Material and Methods | |  |
This is a descriptive-analytic study that will be done in a cross-sectional way in 2017. The population of this study is 570 students studying in Shoushtar Medical Sciences Faculty. In this study, 102 students were selected by census method based on informed consent and inclusion criteria. The criteria for inclusion in the study included a willingness to participate in research, nursing and midwifery, and exclusion criteria including (failure to complete the questionnaire, mental and psychological disorder). The data gathering tool in this research was using standard questionnaire of religious attitude of Serajzadeh et al. (1998) and Achilles Berger anxiety questionnaire which consists of two parts. The first part of the demographic information about the students (age, gender, and field of study) and the second part of the questionnaire were related to the level of anxiety and religious attitude.

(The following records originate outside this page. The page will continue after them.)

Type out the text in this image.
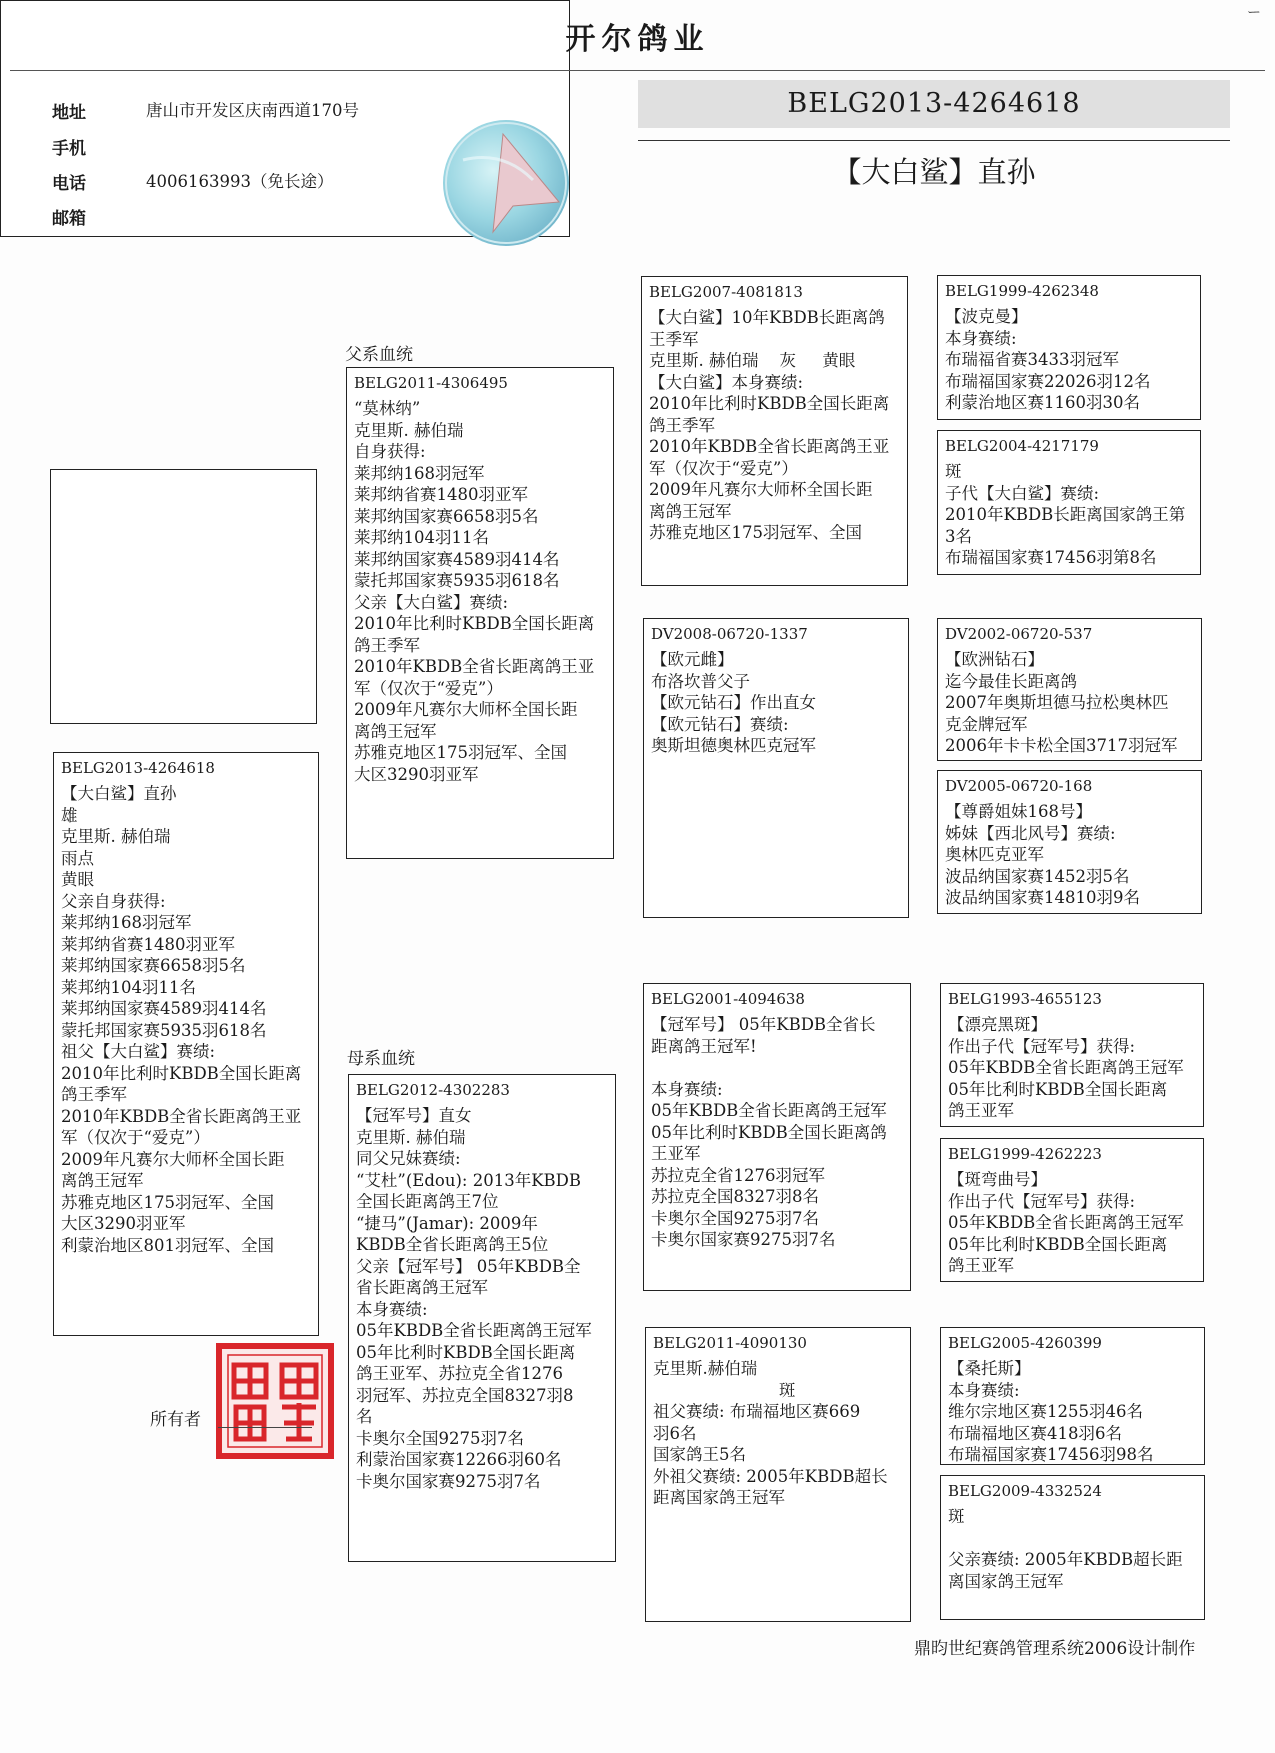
开尔鸽业
地址	唐山市开发区庆南西道170号
手机
电话	4006163993（免长途）
邮箱
BELG2013-4264618
【大白鲨】直孙
父系血统
母系血统
BELG2013-4264618
【大白鲨】直孙
雄
克里斯. 赫伯瑞
雨点
黄眼
父亲自身获得:
莱邦纳168羽冠军
莱邦纳省赛1480羽亚军
莱邦纳国家赛6658羽5名
莱邦纳104羽11名
莱邦纳国家赛4589羽414名
蒙托邦国家赛5935羽618名
祖父【大白鲨】赛绩:
2010年比利时KBDB全国长距离
鸽王季军
2010年KBDB全省长距离鸽王亚
军（仅次于“爱克”）
2009年凡赛尔大师杯全国长距
离鸽王冠军
苏雅克地区175羽冠军、全国
大区3290羽亚军
利蒙治地区801羽冠军、全国
BELG2011-4306495
“莫林纳”
克里斯. 赫伯瑞
自身获得:
莱邦纳168羽冠军
莱邦纳省赛1480羽亚军
莱邦纳国家赛6658羽5名
莱邦纳104羽11名
莱邦纳国家赛4589羽414名
蒙托邦国家赛5935羽618名
父亲【大白鲨】赛绩:
2010年比利时KBDB全国长距离
鸽王季军
2010年KBDB全省长距离鸽王亚
军（仅次于“爱克”）
2009年凡赛尔大师杯全国长距
离鸽王冠军
苏雅克地区175羽冠军、全国
大区3290羽亚军
BELG2012-4302283
【冠军号】直女
克里斯. 赫伯瑞
同父兄妹赛绩:
“艾杜”(Edou): 2013年KBDB
全国长距离鸽王7位
“捷马”(Jamar): 2009年
KBDB全省长距离鸽王5位
父亲【冠军号】 05年KBDB全
省长距离鸽王冠军
本身赛绩:
05年KBDB全省长距离鸽王冠军
05年比利时KBDB全国长距离
鸽王亚军、苏拉克全省1276
羽冠军、苏拉克全国8327羽8
名
卡奥尔全国9275羽7名
利蒙治国家赛12266羽60名
卡奥尔国家赛9275羽7名
BELG2007-4081813
【大白鲨】10年KBDB长距离鸽
王季军
克里斯. 赫伯瑞    灰     黄眼
【大白鲨】本身赛绩:
2010年比利时KBDB全国长距离
鸽王季军
2010年KBDB全省长距离鸽王亚
军（仅次于“爱克”）
2009年凡赛尔大师杯全国长距
离鸽王冠军
苏雅克地区175羽冠军、全国
DV2008-06720-1337
【欧元雌】
布洛坎普父子
【欧元钻石】作出直女
【欧元钻石】赛绩:
奥斯坦德奥林匹克冠军
BELG2001-4094638
【冠军号】 05年KBDB全省长
距离鸽王冠军!
本身赛绩:
05年KBDB全省长距离鸽王冠军
05年比利时KBDB全国长距离鸽
王亚军
苏拉克全省1276羽冠军
苏拉克全国8327羽8名
卡奥尔全国9275羽7名
卡奥尔国家赛9275羽7名
BELG2011-4090130
克里斯.赫伯瑞
斑
祖父赛绩: 布瑞福地区赛669
羽6名
国家鸽王5名
外祖父赛绩: 2005年KBDB超长
距离国家鸽王冠军
BELG1999-4262348
【波克曼】
本身赛绩:
布瑞福省赛3433羽冠军
布瑞福国家赛22026羽12名
利蒙治地区赛1160羽30名
BELG2004-4217179
斑
子代【大白鲨】赛绩:
2010年KBDB长距离国家鸽王第
3名
布瑞福国家赛17456羽第8名
DV2002-06720-537
【欧洲钻石】
迄今最佳长距离鸽
2007年奥斯坦德马拉松奥林匹
克金牌冠军
2006年卡卡松全国3717羽冠军
DV2005-06720-168
【尊爵姐妹168号】
姊妹【西北风号】赛绩:
奥林匹克亚军
波品纳国家赛1452羽5名
波品纳国家赛14810羽9名
BELG1993-4655123
【漂亮黑斑】
作出子代【冠军号】获得:
05年KBDB全省长距离鸽王冠军
05年比利时KBDB全国长距离
鸽王亚军
BELG1999-4262223
【斑弯曲号】
作出子代【冠军号】获得:
05年KBDB全省长距离鸽王冠军
05年比利时KBDB全国长距离
鸽王亚军
BELG2005-4260399
【桑托斯】
本身赛绩:
维尔宗地区赛1255羽46名
布瑞福地区赛418羽6名
布瑞福国家赛17456羽98名
BELG2009-4332524
斑
父亲赛绩: 2005年KBDB超长距
离国家鸽王冠军
所有者
鼎昀世纪赛鸽管理系统2006设计制作
ー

Religious attitudes assessment questionnaire consists of 26 questions, which are based on the Likert scale of four[4] I totally agree[4] I do not comment[3] I disagree[2] Absolutely disagree,[1] this the instrument of religious attitude measures people in four levels. Then, religious beliefs and religious beliefs that are beliefs about religion should be believed (question one to seven), empirical dimension or religious emotions that affects emotions related to having a bondage relationship, such as God and transcendental endeavor. Ezgard (question eight), the consequence dimension and religious work that deals with the effects of religious beliefs, deeds, experiences, and religious knowledge on everyday life (Question 14–19). The final dimension includes the ritual and experimental dimension that determines the participation in religious practices such as Fasting Prayer and … (the last seven questions). This questionnaire was standardized by Serajzadeh in 1998. The Cronbach's alpha coefficient was 0.92. In 2002, Sharifi reported this questionnaire as satisfactory and desirable (Cronbach's alpha coefficient 0.87). The validity of this questionnaire was in a researcher's study. In the four dimensions, they were between 0.23 and 0.34, which were statistically significant at the level of (P < 0.001).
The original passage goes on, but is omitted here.